Exchap I

8.1K 405 32
                                    

Poor Senja


° ° ° ° °
Senja membiarkan dua orang yang paling dicintainya itu berbagi tubuhnya untuk dijadikan bantal. Tangan kanannya membantali kepala Caca yang tertidur di samping kanannya, sedangkan putrinya berbaring menelungkup di atas tubuhnya.

Pemandangan menarik untuk Senja yang sejak tadi tak bisa tidur. Sesekali dia tertawa sendiri melihat bibir mungil anaknya yang bergerak-gerak, atau tersenyum sayang saat Caca bergerak mendekatkan kepalanya lebih dekat ke arah Senja, mencari posisi nyamannya.

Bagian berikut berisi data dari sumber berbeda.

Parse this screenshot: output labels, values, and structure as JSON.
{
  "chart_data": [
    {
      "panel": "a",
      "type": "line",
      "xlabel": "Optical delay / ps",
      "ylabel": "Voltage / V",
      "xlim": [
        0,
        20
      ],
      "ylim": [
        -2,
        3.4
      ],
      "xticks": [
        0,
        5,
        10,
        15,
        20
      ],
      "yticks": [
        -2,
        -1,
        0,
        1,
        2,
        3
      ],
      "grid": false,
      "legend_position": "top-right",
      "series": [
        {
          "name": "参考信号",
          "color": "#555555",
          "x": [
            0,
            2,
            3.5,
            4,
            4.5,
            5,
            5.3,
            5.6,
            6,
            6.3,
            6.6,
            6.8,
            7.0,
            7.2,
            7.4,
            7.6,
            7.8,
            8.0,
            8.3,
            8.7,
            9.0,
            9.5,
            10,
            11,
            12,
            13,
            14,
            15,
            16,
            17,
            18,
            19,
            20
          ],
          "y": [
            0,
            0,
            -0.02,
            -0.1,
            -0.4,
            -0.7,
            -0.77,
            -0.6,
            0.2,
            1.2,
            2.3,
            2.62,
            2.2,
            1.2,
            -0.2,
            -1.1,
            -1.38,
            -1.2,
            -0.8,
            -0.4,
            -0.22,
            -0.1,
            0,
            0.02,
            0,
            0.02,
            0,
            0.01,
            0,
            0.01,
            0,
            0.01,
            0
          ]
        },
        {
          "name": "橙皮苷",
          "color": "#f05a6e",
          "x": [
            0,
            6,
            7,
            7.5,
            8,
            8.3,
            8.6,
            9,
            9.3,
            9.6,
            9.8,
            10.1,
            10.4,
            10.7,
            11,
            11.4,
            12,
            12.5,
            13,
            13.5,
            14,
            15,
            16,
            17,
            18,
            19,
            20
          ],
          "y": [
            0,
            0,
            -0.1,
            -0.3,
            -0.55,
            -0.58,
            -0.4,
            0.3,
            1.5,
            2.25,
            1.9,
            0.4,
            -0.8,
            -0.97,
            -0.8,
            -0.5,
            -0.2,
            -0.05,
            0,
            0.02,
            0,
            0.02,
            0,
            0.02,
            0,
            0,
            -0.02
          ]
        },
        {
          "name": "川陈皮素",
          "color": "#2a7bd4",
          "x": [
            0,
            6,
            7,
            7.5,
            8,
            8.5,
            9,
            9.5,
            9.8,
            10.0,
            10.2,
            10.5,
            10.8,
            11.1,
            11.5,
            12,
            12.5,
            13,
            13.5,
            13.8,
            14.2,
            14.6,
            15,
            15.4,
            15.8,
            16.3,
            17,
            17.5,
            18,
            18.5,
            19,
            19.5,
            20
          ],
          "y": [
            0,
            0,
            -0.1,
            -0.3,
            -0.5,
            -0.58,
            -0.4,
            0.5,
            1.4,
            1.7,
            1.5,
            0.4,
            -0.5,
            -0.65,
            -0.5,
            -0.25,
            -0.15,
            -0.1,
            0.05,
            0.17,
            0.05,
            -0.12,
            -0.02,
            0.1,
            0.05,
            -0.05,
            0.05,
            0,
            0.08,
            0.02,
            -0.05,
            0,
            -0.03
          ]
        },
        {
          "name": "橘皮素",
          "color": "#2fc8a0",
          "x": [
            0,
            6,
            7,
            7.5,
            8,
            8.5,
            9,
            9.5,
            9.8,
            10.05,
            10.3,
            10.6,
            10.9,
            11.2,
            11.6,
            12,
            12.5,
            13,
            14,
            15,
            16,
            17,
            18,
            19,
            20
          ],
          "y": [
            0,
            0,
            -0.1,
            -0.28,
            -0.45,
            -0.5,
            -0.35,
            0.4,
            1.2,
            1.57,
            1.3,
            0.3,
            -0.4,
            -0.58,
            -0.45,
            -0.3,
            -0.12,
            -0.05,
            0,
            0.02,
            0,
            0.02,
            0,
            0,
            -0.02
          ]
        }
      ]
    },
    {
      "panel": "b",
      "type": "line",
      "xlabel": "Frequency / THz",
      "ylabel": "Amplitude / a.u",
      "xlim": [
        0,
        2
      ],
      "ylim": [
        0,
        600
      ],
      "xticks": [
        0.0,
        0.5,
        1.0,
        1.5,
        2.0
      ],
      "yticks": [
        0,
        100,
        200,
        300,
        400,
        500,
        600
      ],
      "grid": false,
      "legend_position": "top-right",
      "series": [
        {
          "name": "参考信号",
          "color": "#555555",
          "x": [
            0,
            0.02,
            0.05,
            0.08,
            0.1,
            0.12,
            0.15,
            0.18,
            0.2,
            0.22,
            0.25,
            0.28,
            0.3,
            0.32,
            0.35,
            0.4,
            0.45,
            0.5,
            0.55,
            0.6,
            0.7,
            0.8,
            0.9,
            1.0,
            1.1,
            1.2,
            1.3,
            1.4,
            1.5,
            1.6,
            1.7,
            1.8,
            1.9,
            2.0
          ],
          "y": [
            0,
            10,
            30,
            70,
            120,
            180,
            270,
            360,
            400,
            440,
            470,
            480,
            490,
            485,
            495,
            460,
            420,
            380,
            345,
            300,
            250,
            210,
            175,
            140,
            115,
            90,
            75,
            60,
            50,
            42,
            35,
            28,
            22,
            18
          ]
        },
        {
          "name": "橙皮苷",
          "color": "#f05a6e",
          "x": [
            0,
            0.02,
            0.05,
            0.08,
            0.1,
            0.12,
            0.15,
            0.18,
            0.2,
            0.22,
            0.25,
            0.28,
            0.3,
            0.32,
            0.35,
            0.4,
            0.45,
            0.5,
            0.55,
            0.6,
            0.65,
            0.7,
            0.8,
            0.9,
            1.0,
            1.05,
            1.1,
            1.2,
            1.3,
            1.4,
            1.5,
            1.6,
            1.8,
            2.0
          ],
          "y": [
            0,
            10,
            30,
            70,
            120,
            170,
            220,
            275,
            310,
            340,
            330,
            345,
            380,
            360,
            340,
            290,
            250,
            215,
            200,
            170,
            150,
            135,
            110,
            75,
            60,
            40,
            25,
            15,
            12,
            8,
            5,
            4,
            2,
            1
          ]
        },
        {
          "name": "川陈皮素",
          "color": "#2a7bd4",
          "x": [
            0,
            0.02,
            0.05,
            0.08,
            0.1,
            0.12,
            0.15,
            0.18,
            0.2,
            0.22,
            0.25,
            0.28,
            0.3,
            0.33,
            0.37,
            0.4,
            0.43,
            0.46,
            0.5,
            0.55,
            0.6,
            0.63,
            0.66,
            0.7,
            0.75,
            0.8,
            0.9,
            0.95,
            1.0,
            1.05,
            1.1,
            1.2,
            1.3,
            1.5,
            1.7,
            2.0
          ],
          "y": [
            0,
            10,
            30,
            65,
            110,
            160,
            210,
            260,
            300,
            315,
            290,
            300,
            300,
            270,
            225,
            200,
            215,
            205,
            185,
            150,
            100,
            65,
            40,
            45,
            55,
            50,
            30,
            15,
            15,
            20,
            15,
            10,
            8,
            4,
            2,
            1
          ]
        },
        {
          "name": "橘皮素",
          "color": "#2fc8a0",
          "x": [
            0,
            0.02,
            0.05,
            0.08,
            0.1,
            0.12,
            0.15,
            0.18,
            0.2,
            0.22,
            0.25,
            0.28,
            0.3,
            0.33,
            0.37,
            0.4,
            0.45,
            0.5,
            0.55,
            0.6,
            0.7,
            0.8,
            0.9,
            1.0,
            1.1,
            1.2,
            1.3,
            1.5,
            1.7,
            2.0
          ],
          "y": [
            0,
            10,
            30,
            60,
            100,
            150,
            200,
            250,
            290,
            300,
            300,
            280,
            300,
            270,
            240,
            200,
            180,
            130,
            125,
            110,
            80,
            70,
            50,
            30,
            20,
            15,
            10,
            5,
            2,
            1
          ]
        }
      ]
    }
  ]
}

Jika tidak karena Dokter Anjani, Senja mungkin tak merasa bahagia seperti saat ini. Senja berterima kasih kepada Dokter Anjani, karena dia yang tidak sengaja menceritakan tentang kehidupan pasiennya yang bernama Raisa Inara Putri pada Senja saat mereka makan siang di kantin rumah sakit tadi, jadinya Senja tau jika Caca hamil lagi.

Dan dia merelakan wajah, juga perutnya kena bogem dokter perempuan itu. Dokter Anjani menceramahinya banyak hal, dan memarahinya sampai Senja lupa sendiri apa yang sudah dikatakan oleh Dokter Anjani.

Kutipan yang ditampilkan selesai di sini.